The early symptom of rhabdomyolysis is agonizing muscle pain. "At that time I didn't know what it was," Wiley says. "I could barely move—I'm a hair stylist, and one day I worked on two clients then had to call the rest and tell them, 'I have to cancel. I'm in so much pain I can barely move, and I don't know what's the matter.' That's when I went to the hospital for the first time.

"I took my medications with me to the ER. The ER doctor asked me, 'How long have you been taking Vytorin?' I said about six months. He said, "I think I know what's wrong." After my blood tests came back, he did a biopsy of my kidneys and said they were functioning at about 25 percent. I couldn't believe it; this had never happened before."

Wiley was hospitalized for two weeks while doctors waited for the rhabdomyolysis to subside. "My hematocrit kept going up and up to about 10.5 over the two weeks I was in the hospital" he says. "They were scared that I'd have to start dialysis right then, but eventually it dropped back to 2.7. I've had many flareups since then.

"In July 2006, I had three heart attacks at age 50 in about a four- or five-day period. The first one I didn't know about; I just happened be at the hospital for blood work and had the second heart attack right in front of the doctor. The third attack happened just before I underwent bypass surgery; I had three 90 percent blocked arteries, but they turned it into quintuple bypass surgery."

Since his surgery, Wiley has been hospitalized four or five times due to renal failure. "The last time it was two weeks; sometimes it's been nine days or four days. Right now my kidney function is at around 15 percent, and that's why they want me to do home dialysis. I have to decide whether to do it, and I don't think that I will. I don't want to live that way," he says.

"My doctor said I have maybe two years without dialysis, so that's what I'm looking at. I asked him how long I would have if I did dialysis, and he said, 'I just don't know; longer than two years, but I don't know how long, because your kidneys are so damaged.'

"I'm back at work now; I'm able to work except for the times when I'm in the hospital. I can manage except when my kidneys start acting up, which has happened four or five times in the past few years. I can't take statins any more and I wouldn't even if they said I could.

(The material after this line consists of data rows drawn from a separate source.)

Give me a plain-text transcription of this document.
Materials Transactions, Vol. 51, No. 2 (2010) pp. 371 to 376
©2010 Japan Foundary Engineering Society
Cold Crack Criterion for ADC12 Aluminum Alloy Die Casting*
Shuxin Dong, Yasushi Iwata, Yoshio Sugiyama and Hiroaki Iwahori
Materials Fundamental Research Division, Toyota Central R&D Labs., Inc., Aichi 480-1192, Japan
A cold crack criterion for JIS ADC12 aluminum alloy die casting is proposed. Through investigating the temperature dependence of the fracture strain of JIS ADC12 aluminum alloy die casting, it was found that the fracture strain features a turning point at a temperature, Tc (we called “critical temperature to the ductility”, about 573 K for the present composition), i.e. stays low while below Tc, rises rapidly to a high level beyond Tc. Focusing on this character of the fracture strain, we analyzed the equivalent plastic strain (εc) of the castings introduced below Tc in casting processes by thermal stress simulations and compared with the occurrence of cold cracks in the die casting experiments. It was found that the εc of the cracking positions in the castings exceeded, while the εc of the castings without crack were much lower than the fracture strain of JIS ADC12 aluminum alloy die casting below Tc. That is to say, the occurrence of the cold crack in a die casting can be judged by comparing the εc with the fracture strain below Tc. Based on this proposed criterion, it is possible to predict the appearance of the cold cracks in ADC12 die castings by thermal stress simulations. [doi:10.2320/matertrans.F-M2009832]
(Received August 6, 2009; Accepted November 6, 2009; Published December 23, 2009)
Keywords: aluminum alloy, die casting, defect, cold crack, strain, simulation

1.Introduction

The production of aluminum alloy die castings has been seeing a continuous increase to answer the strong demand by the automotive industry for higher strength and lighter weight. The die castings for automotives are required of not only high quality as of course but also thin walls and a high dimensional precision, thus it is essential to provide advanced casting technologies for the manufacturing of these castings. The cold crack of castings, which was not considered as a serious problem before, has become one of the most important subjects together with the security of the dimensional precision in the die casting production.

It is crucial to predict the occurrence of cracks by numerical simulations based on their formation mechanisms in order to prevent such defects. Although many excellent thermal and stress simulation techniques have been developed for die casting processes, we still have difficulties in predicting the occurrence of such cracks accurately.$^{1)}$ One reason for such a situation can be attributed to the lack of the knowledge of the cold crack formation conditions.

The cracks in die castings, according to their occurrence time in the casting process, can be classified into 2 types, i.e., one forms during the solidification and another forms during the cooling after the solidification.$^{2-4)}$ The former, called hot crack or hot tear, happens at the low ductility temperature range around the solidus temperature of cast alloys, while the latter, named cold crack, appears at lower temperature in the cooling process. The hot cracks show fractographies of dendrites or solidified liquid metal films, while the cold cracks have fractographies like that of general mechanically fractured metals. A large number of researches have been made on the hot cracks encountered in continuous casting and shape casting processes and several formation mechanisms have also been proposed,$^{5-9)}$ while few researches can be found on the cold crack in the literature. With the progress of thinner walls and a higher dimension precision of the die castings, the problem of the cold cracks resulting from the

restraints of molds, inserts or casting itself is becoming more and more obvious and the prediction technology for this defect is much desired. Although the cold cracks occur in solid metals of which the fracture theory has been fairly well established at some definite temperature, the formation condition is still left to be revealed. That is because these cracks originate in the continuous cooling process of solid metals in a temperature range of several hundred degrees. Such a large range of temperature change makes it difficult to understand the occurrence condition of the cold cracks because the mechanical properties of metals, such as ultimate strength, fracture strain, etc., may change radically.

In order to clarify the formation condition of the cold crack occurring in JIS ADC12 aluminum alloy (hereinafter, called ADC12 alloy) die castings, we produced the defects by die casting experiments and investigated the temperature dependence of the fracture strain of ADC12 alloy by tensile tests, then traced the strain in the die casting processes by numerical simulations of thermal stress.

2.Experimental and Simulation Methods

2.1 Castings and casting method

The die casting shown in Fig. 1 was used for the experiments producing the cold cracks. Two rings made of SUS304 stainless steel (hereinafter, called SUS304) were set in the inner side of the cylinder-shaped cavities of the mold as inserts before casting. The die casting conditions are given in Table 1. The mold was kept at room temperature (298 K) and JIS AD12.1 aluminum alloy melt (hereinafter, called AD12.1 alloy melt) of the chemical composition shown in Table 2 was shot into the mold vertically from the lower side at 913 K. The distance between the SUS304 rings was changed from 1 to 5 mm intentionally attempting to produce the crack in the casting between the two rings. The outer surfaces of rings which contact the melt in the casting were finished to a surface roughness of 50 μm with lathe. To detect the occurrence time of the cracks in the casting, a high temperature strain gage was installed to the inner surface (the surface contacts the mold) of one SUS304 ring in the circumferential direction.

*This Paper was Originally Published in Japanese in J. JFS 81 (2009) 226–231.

"I could have surgery in July and start home dialysis after that, but I've pretty much decided not to do it. I would have to do home dialysis four to nine times a day, and I don't want to live that way; it's hard enough living the way I do now, especially since they don't know how much longer than two years I would live. I don't want to go through that.

Even without medication, Wiley's cholesterol, while elevated, was never at a critically dangerous level. "It was never much higher than it is now, around 210. They made it sound like 210 was really high, but I know now that it's not that bad," he says. That leads to the question: why was he prescribed Vytorin? "I don't know how much of what I've read about pharmaceutical companies and doctors and kickbacks and all is true, but I do believe that some of it is true.

Wiley contacted LawyersAndSettlements partly to seek legal advice, but equally just to get his story told. He says, "Maybe it will help some other people who have time to do something about it—I don't think I really do. That's why I agreed to do this interview. It all happened so suddenly, and it's going to end my life soon, so I wanted to get my story out there so it would help other people."